India is experiencing a near doubling of demand for electric cars and two-wheelers, as sharply higher fuel prices due to the Iran war prompt a growing number of consumers to switch. This has triggered an unprecedented demandsupply imbalance, catching the industry off-guard, with companies scrambling to fulfil the surge in orders. Their efforts are however crimped by suppliers unable to keep pace due to manpower shortage and supply chain issues.
“In the last 15 days, things have changed completely,” said Shailesh Chandra, managing director at Tata Motors Passenger Vehicles and Tata Passenger Electric Mobility on Wednesday. “It is an even sharper growth in interest than what I was seeing two to three weeks ago.” At Tata Motors, the country’s largest electric car maker, demand is running at 2 to 2.5 times its current monthly capacity of 9,000-10,000 cars.
“Whatever you give me, I will sell, just send me units,” said Ravneet Phokela, chief business officer at electric two-wheeler maker Ather Energy, citing conversations with dealers. The sales data reflect the intense market demand. Electric car registrations jumped 51 per cent to 21,669 units this month as of May 27. Electric two-wheelers climbed 36 per cent to 1,43,668 units over the same period, according to the government’s Vahan portal.

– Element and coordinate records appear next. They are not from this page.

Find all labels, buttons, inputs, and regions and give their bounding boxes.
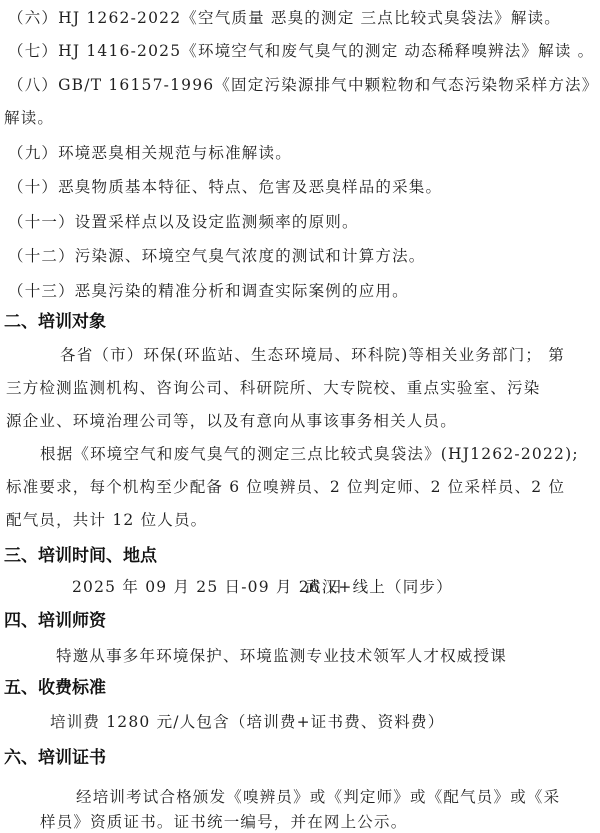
audience-paragraph-1-line-2: 三方检测监测机构、咨询公司、科研院所、大专院校、重点实验室、污染 bbox=[6, 378, 540, 398]
content-item-8: （八）GB/T 16157-1996《固定污染源排气中颗粒物和气态污染物采样方法… bbox=[8, 75, 598, 95]
content-item-10: （十）恶臭物质基本特征、特点、危害及恶臭样品的采集。 bbox=[8, 177, 442, 197]
section-heading-fees: 五、收费标准 bbox=[4, 677, 106, 699]
section-heading-time-place: 三、培训时间、地点 bbox=[4, 545, 157, 567]
certificate-line-1: 经培训考试合格颁发《嗅辨员》或《判定师》或《配气员》或《采 bbox=[76, 787, 560, 807]
faculty-description: 特邀从事多年环境保护、环境监测专业技术领军人才权威授课 bbox=[56, 646, 507, 666]
certificate-line-2: 样员》资质证书。证书统一编号，并在网上公示。 bbox=[40, 812, 407, 832]
content-item-12: （十二）污染源、环境空气臭气浓度的测试和计算方法。 bbox=[8, 246, 426, 266]
content-item-11: （十一）设置采样点以及设定监测频率的原则。 bbox=[8, 212, 359, 232]
section-heading-faculty: 四、培训师资 bbox=[4, 610, 106, 632]
audience-paragraph-2-line-1: 根据《环境空气和废气臭气的测定三点比较式臭袋法》(HJ1262-2022); bbox=[40, 444, 579, 464]
audience-paragraph-2-line-3: 配气员，共计 12 位人员。 bbox=[6, 510, 207, 530]
content-item-13: （十三）恶臭污染的精准分析和调查实际案例的应用。 bbox=[8, 281, 409, 301]
content-item-7: （七）HJ 1416-2025《环境空气和废气臭气的测定 动态稀释嗅辨法》解读 … bbox=[8, 41, 594, 61]
training-location: 武汉+线上（同步） bbox=[305, 577, 453, 597]
content-item-8-continued: 解读。 bbox=[4, 108, 54, 128]
content-item-9: （九）环境恶臭相关规范与标准解读。 bbox=[8, 143, 292, 163]
audience-paragraph-1-line-3: 源企业、环境治理公司等，以及有意向从事该事务相关人员。 bbox=[6, 411, 457, 431]
audience-paragraph-2-line-2: 标准要求，每个机构至少配备 6 位嗅辨员、2 位判定师、2 位采样员、2 位 bbox=[6, 477, 565, 497]
fee-description: 培训费 1280 元/人包含（培训费+证书费、资料费） bbox=[50, 712, 444, 732]
section-heading-certificate: 六、培训证书 bbox=[4, 747, 106, 769]
audience-paragraph-1-line-1: 各省（市）环保(环监站、生态环境局、环科院)等相关业务部门； 第 bbox=[60, 345, 565, 365]
content-item-6: （六）HJ 1262-2022《空气质量 恶臭的测定 三点比较式臭袋法》解读。 bbox=[8, 8, 561, 28]
section-heading-audience: 二、培训对象 bbox=[4, 311, 106, 333]
training-dates: 2025 年 09 月 25 日-09 月 26 日 bbox=[72, 577, 344, 597]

Automakers say the real bottleneck is not on the factory floor. Chandra said Tata’s in-house manufacturing is not the constraint — it is the inability of suppliers to ramp up fast enough. The company is targeting a 50 per cent capacity increase within three to four months, taking monthly output to around 15,000 units.
Mahindra & Mahindra tells a similar story. The company hasn’t been able to produce enough EVs, particularly the BE 9S seven-seater electric SUV, which has been in strong demand since launch, due to labour shortages at suppliers. Though Mahindra declined to comment officially, its dealers confirmed the pressure. “On an admittedly low base, enquiries have inched up 30 per cent and conversion into sales has doubled to 20 per cent,” said a M&M dealer.

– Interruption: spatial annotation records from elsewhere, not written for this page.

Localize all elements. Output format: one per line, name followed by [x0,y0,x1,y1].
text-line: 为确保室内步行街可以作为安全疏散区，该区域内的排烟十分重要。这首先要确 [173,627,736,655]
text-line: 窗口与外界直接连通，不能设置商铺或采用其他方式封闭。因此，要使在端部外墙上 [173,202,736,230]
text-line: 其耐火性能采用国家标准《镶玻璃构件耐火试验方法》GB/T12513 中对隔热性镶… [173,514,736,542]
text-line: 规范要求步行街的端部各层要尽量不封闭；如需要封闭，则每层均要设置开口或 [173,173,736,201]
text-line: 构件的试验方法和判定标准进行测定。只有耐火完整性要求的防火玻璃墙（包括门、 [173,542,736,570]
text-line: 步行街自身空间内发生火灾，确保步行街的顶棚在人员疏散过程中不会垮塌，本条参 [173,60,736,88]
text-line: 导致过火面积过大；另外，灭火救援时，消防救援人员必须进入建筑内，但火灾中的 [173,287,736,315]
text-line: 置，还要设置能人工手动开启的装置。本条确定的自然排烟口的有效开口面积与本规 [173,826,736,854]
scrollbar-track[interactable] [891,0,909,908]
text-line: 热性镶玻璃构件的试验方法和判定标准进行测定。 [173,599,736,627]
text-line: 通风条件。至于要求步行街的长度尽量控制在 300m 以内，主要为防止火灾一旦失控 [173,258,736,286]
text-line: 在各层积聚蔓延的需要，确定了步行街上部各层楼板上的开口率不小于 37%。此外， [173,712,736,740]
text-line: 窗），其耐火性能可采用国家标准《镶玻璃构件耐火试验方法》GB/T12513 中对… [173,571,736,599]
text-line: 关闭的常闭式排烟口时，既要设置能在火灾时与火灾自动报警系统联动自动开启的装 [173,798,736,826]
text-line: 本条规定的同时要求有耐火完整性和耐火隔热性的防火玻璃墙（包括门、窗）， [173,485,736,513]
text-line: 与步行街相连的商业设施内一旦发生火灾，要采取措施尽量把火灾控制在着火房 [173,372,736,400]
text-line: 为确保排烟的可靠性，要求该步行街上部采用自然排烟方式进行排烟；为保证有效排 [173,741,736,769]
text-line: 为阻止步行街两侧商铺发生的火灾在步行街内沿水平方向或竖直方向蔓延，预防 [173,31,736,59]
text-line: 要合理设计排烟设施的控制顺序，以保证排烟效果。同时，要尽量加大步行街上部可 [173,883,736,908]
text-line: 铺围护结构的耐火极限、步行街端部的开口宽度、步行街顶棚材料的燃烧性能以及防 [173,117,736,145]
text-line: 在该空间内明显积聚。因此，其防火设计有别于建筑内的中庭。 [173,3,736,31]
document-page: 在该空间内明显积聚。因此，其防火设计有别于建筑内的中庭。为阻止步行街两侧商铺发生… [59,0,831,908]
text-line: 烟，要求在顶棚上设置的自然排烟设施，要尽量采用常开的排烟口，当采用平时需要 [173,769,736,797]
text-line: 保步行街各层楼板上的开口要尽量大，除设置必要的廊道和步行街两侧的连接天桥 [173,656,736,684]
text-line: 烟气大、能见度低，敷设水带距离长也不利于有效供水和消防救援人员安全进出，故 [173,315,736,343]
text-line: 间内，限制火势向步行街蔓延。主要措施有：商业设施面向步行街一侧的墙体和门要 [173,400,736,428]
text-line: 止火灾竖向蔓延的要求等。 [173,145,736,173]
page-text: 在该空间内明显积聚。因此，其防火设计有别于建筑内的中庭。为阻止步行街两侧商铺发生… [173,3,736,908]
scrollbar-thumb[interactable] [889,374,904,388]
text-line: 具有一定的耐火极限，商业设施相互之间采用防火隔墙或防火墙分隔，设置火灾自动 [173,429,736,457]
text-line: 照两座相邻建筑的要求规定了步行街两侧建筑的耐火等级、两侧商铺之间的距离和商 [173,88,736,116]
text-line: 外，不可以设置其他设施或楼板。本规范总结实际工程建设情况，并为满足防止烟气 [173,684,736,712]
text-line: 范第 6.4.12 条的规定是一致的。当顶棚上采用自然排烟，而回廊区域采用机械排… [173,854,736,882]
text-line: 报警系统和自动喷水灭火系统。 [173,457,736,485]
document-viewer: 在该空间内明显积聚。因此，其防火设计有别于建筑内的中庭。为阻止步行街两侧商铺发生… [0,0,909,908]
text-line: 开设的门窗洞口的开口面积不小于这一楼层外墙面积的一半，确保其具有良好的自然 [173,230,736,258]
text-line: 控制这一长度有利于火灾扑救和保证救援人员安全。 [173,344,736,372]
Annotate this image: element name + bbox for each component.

The share of electric SUVs in Mahindra’s overall mix rose to 10 per cent in May from 8 per cent at the end of the March quarter. At Tata Motors, the share climbed to 18 per cent from 14 per cent in the same period.
Phokela explained that the supply crunch has been compounded by factors beyond the demand surge itself. A shortage of LPG that preceded the latest fuel price hikes disrupted component makers reliant on gas-fired equipment, while a wave of migrant labour returning to their hometowns due to elections in some states left suppliers short of hands even where materials were available.